MONTRÉAL — La grogne prend de l’ampleur chez les ambulanciers paramédicaux syndiqués à la CSN, alors que les syndicats qui représentent les deux tiers des 3600 membres dans l’ensemble du Québec se sont prononcés à ce jour en faveur de la grève.

Le secteur préhospitalier de la Fédération de la santé et des services sociaux de la CSN tient une consultation de ses membres quant à un mandat de grève générale illimitée jusqu’au 25 novembre.

Il ne reste plus que 10 jours de consultation et, à ce jour, tous les syndicats qui ont consulté leurs membres ont obtenu un mandat de grève qui dépassait les 97 % d’appui, indiquait-on mardi à la CSN.

D’autres syndicats doivent se prononcer, au cours des prochains jours, dans les régions des Laurentides, de Lanaudière, de l’Estrie, de l’Abitibi-Témiscamingue, du Bas-Saint-Laurent, de Charlevoix, de la Côte-Nord et de Chaudière-Appalaches.

Une éventuelle grève générale serait déclenchée au moment jugé opportun, selon l’état et le rythme des négociations, indiquait-on à la CSN. Elle serait toutefois soumise aux dispositions sur les services essentiels du Code du travail.

Cependant, entre-temps, les négociations se poursuivent toujours avec la Corporation des services d’ambulance du Québec, qui est le principal regroupement d’employeurs à l’extérieur de la métropole, et avec Urgences santé, pour Montréal et Laval, pour ce qui est des employés de soutien.

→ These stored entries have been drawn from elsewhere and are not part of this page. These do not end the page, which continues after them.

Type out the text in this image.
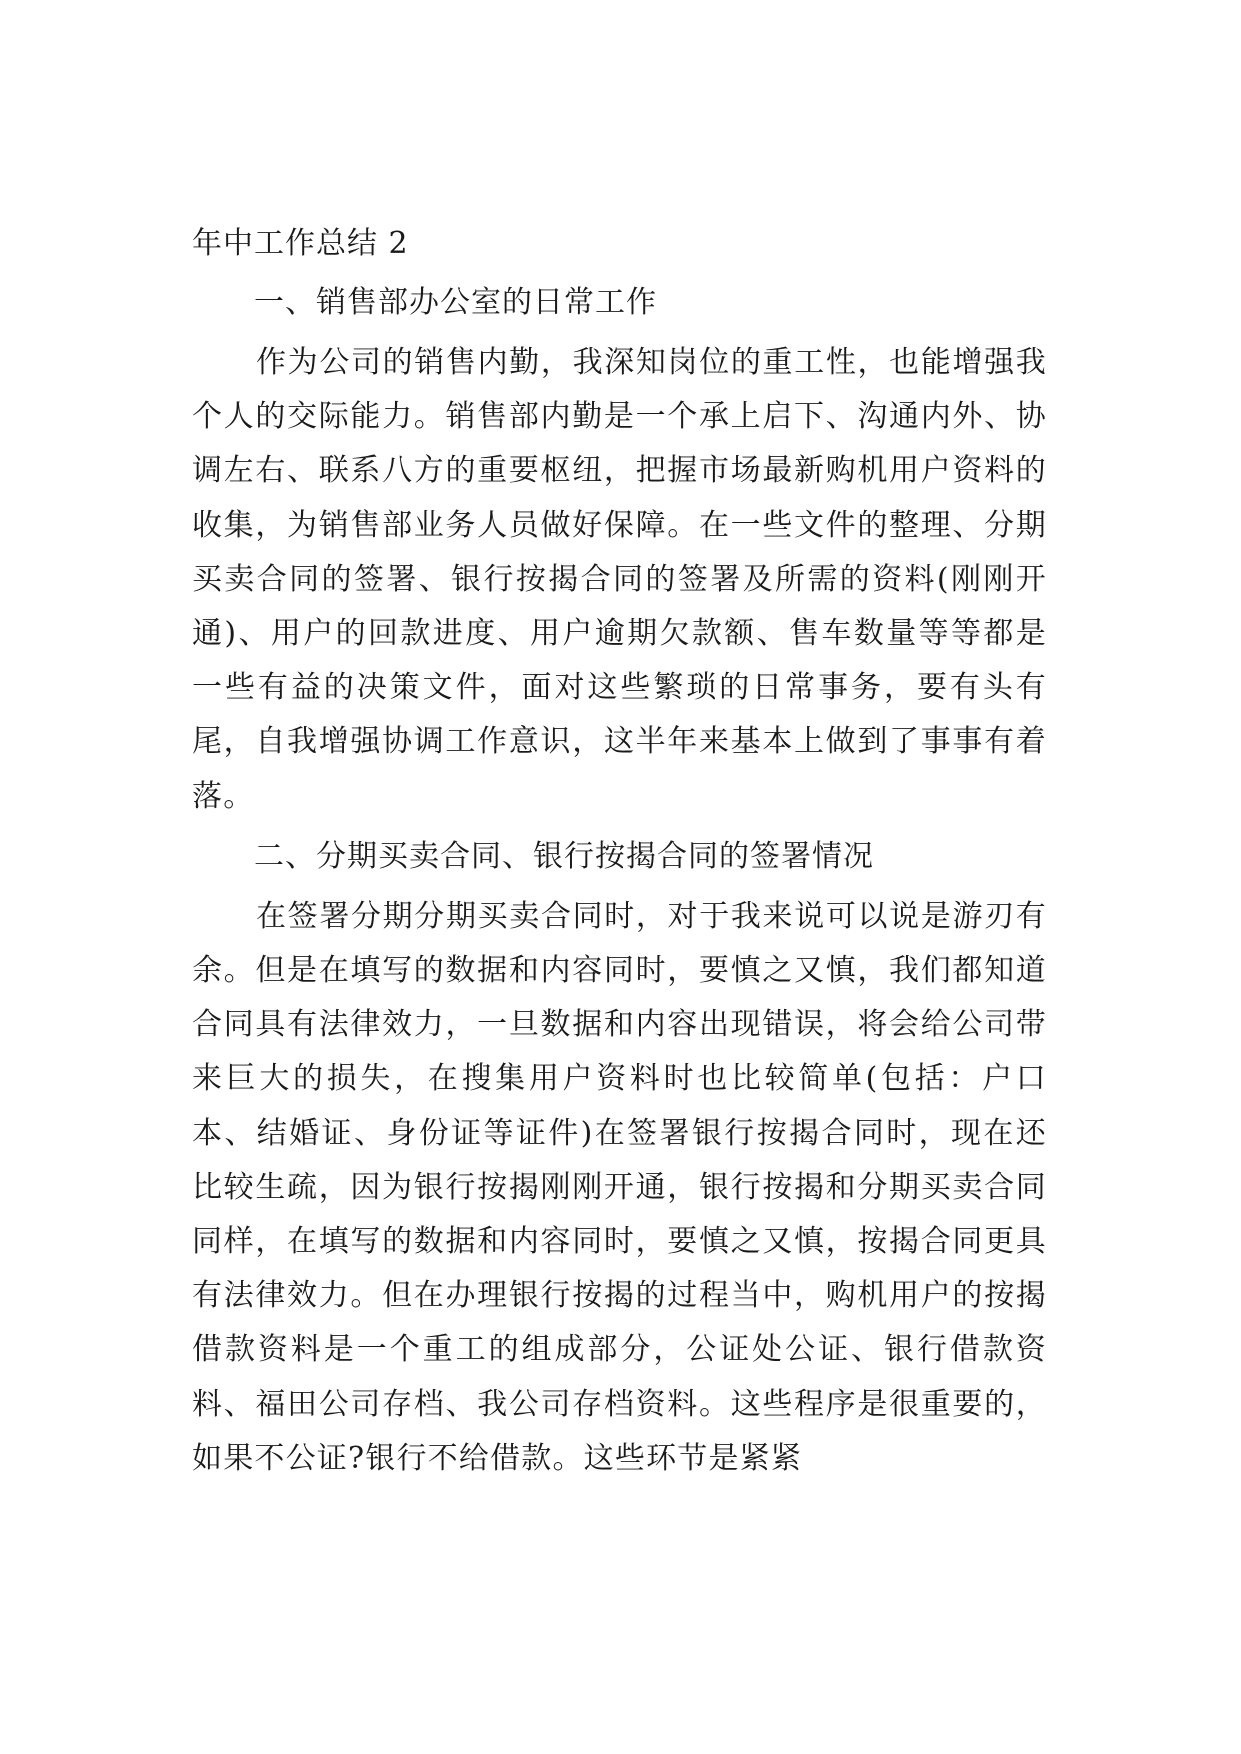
年中工作总结 2
一、销售部办公室的日常工作

作为公司的销售内勤，我深知岗位的重工性，也能增强我个人的交际能力。销售部内勤是一个承上启下、沟通内外、协调左右、联系八方的重要枢纽，把握市场最新购机用户资料的收集，为销售部业务人员做好保障。在一些文件的整理、分期买卖合同的签署、银行按揭合同的签署及所需的资料(刚刚开通)、用户的回款进度、用户逾期欠款额、售车数量等等都是一些有益的决策文件，面对这些繁琐的日常事务，要有头有尾，自我增强协调工作意识，这半年来基本上做到了事事有着落。

二、分期买卖合同、银行按揭合同的签署情况

在签署分期分期买卖合同时，对于我来说可以说是游刃有余。但是在填写的数据和内容同时，要慎之又慎，我们都知道合同具有法律效力，一旦数据和内容出现错误，将会给公司带来巨大的损失，在搜集用户资料时也比较简单(包括：户口本、结婚证、身份证等证件)在签署银行按揭合同时，现在还比较生疏，因为银行按揭刚刚开通，银行按揭和分期买卖合同同样，在填写的数据和内容同时，要慎之又慎，按揭合同更具有法律效力。但在办理银行按揭的过程当中，购机用户的按揭借款资料是一个重工的组成部分，公证处公证、银行借款资料、福田公司存档、我公司存档资料。这些程序是很重要的，如果不公证?银行不给借款。这些环节是紧紧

Mardi matin, aucune date n’avait encore été arrêtée pour la poursuite des négociations dans le cas des ambulanciers paramédicaux d’Urgences santé.

Les points en litige sont les salaires, la retraite progressive, l’organisation du travail, les horaires de travail, la charge de travail et les questions de santé et sécurité.

Cette négociation des conventions collectives a cours dans un contexte particulier, alors que le ministère de la Santé et des Services sociaux a entrepris une réforme des services ambulanciers pour notamment remettre entre les mains des corporations de services ambulanciers le pouvoir de négocier.

Les conventions collectives sont échues depuis le 31 mars 2015, soit depuis plus d’un an et demi, comme c’était le cas pour l’ensemble des employés de l’État.